What is happening to the OECD property market and what are the implications

I just thought it would be good to get down on paper all of the ideas that may affect the property markets in Northern Europe over the coming years, as these obviously have implications for the Spanish second home market.

What we are currently facing in most OECD countries

+ Excessive Debt and the cult of the Consumer + Very high House prices, and how they distort our Economy, + Savings has been Replaced by Reliance on House Price Inflation + Peak oil, and the coming shortage/price rise of Resources + Media Spin, and how vested interests have encouraged excess + Wealth shift, the struggle to regain balance through strikes, taxes & voting

Likely coping strategies

+ Investing Cash: Beating the bank rate: Conservatively & Aggressively + Coping with much higher Oil prices (thnx, to Kam) + Repaying Debt: And dealing with excess borrowings + Keeping Families together in times of stress + Politics & National issues, voting for what matters

Previous economic lessons

+ The example of Japan: 15 years on + Lessons of our Grandparents: the 1930's

The implications after the correction

+ The Global Leveling: Rise of China & India: Decline of the West + Job losses, and coping with Unemployment + The Need to downsize government + The new frugality, and the rise of eco-consciousness + Seizing opportunities, and regaining confidence + Dealing with anger and hardship from those who were unprepared

Future impacts to the housing markets

+ Old Age, what to do when pensions and houseprices fail us. + Demographics: the implications for Property prices and tax rates + Jobs: The skills needed in the New Global economy

In Being Prepared
A good example of being prepared is those who Sold-to-Rent in 2004, when the market was still bouyant, and it was far easier to sell than it is now. Buyers are picky and inclined to insist on big discounts, while last year they were confident and willing to pay up. This illustrates that if you wait for the trend change to become evident and CERTAIN, you may be waiting too long, and miss the ideal timing.
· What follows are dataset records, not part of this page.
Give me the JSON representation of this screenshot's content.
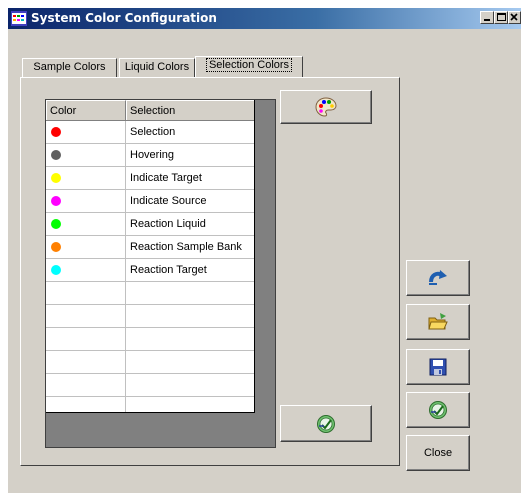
{
  "window": {
    "title": "System Color Configuration"
  },
  "tabs": [
    {
      "label": "Sample Colors"
    },
    {
      "label": "Liquid Colors"
    },
    {
      "label": "Selection Colors"
    }
  ],
  "grid": {
    "headers": [
      "Color",
      "Selection"
    ],
    "rows": [
      {
        "color": "#ff0000",
        "selection": "Selection"
      },
      {
        "color": "#606060",
        "selection": "Hovering"
      },
      {
        "color": "#ffff00",
        "selection": "Indicate Target"
      },
      {
        "color": "#ff00ff",
        "selection": "Indicate Source"
      },
      {
        "color": "#00ff00",
        "selection": "Reaction Liquid"
      },
      {
        "color": "#ff8000",
        "selection": "Reaction Sample Bank"
      },
      {
        "color": "#00ffff",
        "selection": "Reaction Target"
      }
    ]
  },
  "buttons": {
    "close_label": "Close"
  },
  "icons": {
    "palette": "palette-icon",
    "apply": "apply-icon",
    "redo": "redo-icon",
    "open": "open-folder-icon",
    "save": "save-icon",
    "apply_side": "apply-icon",
    "app": "app-icon"
  }
}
There are some important differences between NASDAQ and the housing market that will effect the way this plays out.

  • You can't easily short-sell housing. Smart money can leave but bears can't push it down.

  • Selling houses has higher transaction costs and lead times. You can't really day-trade them. So you won't get a crash.

  • Data on the housing market is slower and less reliable. Also, because houses are all different, averages are less meaningful. So you won't spot the top until much later.

  • People need houses - they have a real cost and a real value, unlike a loss making .com. So there is a floor under prices somewhere.

  • housing is a better hedge against inflation than stocks. In fact, inflation will pay off your mortgage so if/when CPI rises, housing will look better.

  • housing demand is related to population which is growing - but look at migration: which cities are growing, where are the baby-boomers going?

  • for housing prices the demand side price is determined by wages and finance costs.

  • tax law has a big effect on housing - interest deductability, land taxes, tax on profits etc so a change in regulation can make a big difference too.
  • So while I agree that housing is overpriced, and there is an overhang of vacant property built for speculators, it won't pop in the same way as a stock market. It's more likely to deflate gradually or plateau for years (except in the super-heated markets) and wait for inflation of wages to improve affordability. And this has probably already started.

    It will not take may more 0.25% rate rises to take the heat out of the market and when that happens, the flow through will slow the economy and the fed will ease off the brakes because housing affordability is much more policitally sensitive than stock prices.